Instructor: Frank Capogna
Sequence: 9:50 – 11:30 a.m. MTWR
“Things fall apart / the centre cannot hold”: so wrote W.B. Yeats of the sense of radical change that suffused the first half of the twentieth century and the emergence of modernism. In this course, we will study the beautiful, difficult, innovative, and sometimes bizarre poetry of modernism, seeking to understand why and how poets sought to make their art “new” in response to events such as two world wars, the emergence of the New Woman, industrialization and consumer capitalism, the Great Depression, the Harlem Renaissance, and the rise of new art forms such as photography and film. We will explore the degrees to which traces of these changes are visible in the emerging techniques, priorities, and forms of modernist poetry, and as poets variously engage with questions of race, class, gender, and sexuality. Readings will include Robert Frost, T.S. Eliot, Edna St. Vincent Millay, H.D., Marianne Moore, Hart Crane, William Carlos Williams, Wallace Stevens, Langston Hughes, W.H. Auden, and Frank O’Hara. Students will hone their skills reading and writing about poetry through class discussions, research, critical papers, and visits to local poetry readings.
Instructor: Bret Keeling
CRN: *updated* 61028
While we’ll read U.S. and British authors in this course, its focus is less on identifying differences between national literatures than it is on identifying diverse characteristics of a sort of “global” Anglophone literature. In their Introduction to /Facing the Crises: Anglophone Literature in the Postmodern World/ (2014), Ljubica Matek and Jasna Poljak Rehlicki argue, “Understanding Anglophone literature requires a deeper understanding of current cultural, economic and social processes in the globalizing and globalized culture of the West.” They insist that we “read and interpret” literature not only “for its own sake” but also because literature “becomes a means of understanding our existence in the … world.”

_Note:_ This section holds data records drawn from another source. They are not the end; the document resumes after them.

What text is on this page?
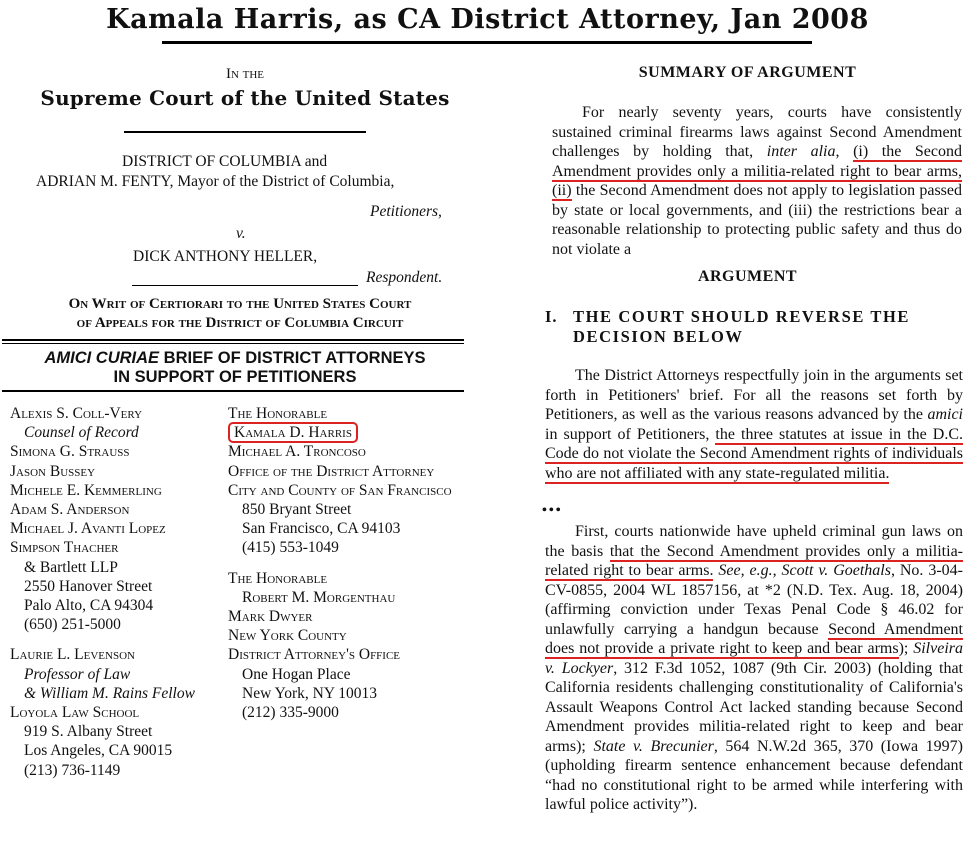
Kamala Harris, as CA District Attorney, Jan 2008
In the
Supreme Court of the United States
DISTRICT OF COLUMBIA and
ADRIAN M. FENTY, Mayor of the District of Columbia,
Petitioners,
v.
DICK ANTHONY HELLER,
Respondent.
On Writ of Certiorari to the United States Court
of Appeals for the District of Columbia Circuit
AMICI CURIAE BRIEF OF DISTRICT ATTORNEYS
IN SUPPORT OF PETITIONERS
Alexis S. Coll-Very
Counsel of Record
Simona G. Strauss
Jason Bussey
Michele E. Kemmerling
Adam S. Anderson
Michael J. Avanti Lopez
Simpson Thacher
& Bartlett LLP
2550 Hanover Street
Palo Alto, CA 94304
(650) 251-5000
Laurie L. Levenson
Professor of Law
& William M. Rains Fellow
Loyola Law School
919 S. Albany Street
Los Angeles, CA 90015
(213) 736-1149
The Honorable
Kamala D. Harris
Michael A. Troncoso
Office of the District Attorney
City and County of San Francisco
850 Bryant Street
San Francisco, CA 94103
(415) 553-1049
The Honorable
Robert M. Morgenthau
Mark Dwyer
New York County
District Attorney's Office
One Hogan Place
New York, NY 10013
(212) 335-9000
SUMMARY OF ARGUMENT
For nearly seventy years, courts have consistently sustained criminal firearms laws against Second Amendment challenges by holding that, inter alia, (i) the Second Amendment provides only a militia-related right to bear arms, (ii) the Second Amendment does not apply to legislation passed by state or local governments, and (iii) the restrictions bear a reasonable relationship to protecting public safety and thus do not violate a
ARGUMENT
I. THE COURT SHOULD REVERSE THE DECISION BELOW
The District Attorneys respectfully join in the arguments set forth in Petitioners' brief. For all the reasons set forth by Petitioners, as well as the various reasons advanced by the amici in support of Petitioners, the three statutes at issue in the D.C. Code do not violate the Second Amendment rights of individuals who are not affiliated with any state-regulated militia.
•••
First, courts nationwide have upheld criminal gun laws on the basis that the Second Amendment provides only a militia-related right to bear arms. See, e.g., Scott v. Goethals, No. 3-04-CV-0855, 2004 WL 1857156, at *2 (N.D. Tex. Aug. 18, 2004) (affirming conviction under Texas Penal Code § 46.02 for unlawfully carrying a handgun because Second Amendment does not provide a private right to keep and bear arms); Silveira v. Lockyer, 312 F.3d 1052, 1087 (9th Cir. 2003) (holding that California residents challenging constitutionality of California's Assault Weapons Control Act lacked standing because Second Amendment provides militia-related right to keep and bear arms); State v. Brecunier, 564 N.W.2d 365, 370 (Iowa 1997) (upholding firearm sentence enhancement because defendant “had no constitutional right to be armed while interfering with lawful police activity”).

It’s questions regarding our ability to “understand our existence” that will provide the point of entry for our readings this semester. Of course, as I hope will become clear, the very notion of existence is something we’ll have to re-think. Over the weeks of this online and fast-paced Summer course, we’ll read a number of short novels (as well as a few short stories and novellas) in which our authors will likely demonstrate that the alienation and cultural estrangement of numerous social groups from a variety of hegemonic systems may make it impossible for us to understand “our” existence in a monolithic way—but it may help us to understand what Judith Butler means by calling for a way of imagining ourselves so that “the human stands a chance of coming into being anew.”

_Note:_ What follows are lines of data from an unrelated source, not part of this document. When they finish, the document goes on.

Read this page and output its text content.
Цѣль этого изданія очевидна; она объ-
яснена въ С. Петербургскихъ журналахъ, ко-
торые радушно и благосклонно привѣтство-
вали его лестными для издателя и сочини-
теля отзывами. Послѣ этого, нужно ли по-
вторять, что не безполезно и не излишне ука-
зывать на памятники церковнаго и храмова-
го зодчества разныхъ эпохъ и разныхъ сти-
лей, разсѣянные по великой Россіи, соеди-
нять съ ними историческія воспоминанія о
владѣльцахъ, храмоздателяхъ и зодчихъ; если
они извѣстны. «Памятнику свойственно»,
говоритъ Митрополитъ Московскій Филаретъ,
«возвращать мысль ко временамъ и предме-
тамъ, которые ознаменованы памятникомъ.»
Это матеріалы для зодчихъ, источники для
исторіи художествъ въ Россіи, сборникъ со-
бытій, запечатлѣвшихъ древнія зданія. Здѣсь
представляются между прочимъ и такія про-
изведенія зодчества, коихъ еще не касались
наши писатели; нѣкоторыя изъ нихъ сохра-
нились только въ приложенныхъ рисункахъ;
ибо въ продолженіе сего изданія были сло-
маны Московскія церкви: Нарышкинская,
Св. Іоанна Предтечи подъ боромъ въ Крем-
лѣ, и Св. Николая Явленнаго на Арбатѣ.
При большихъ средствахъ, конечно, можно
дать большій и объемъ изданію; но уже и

Course requirements seek to appeal to diverse learning styles, and graded assignments will include: a group presentation, a multimedia project, an analytic / reflective letter, and frequent participation in online class discussion forums. Authors we’ll read may include: Carson McCullers, Flannery O’Connor, Toni Morrison, E. L. Doctorow, Julian Barnes, Ben Okri, Cormac McCarthy, Sherman Alexie, Yann Martel, and Zadie Smith.
Instructor: Sebastian Stockman
Sequence: 11:40 a.m. – 1:20 p.m. MTWR
Course Attributes: NUpath Creative Express/Innov, NU Core Writing Intsv in Majr, NUpath Writing Intensive
Allows writers to hone their skills as readers and writers and to develop their interests in personal memoir writing.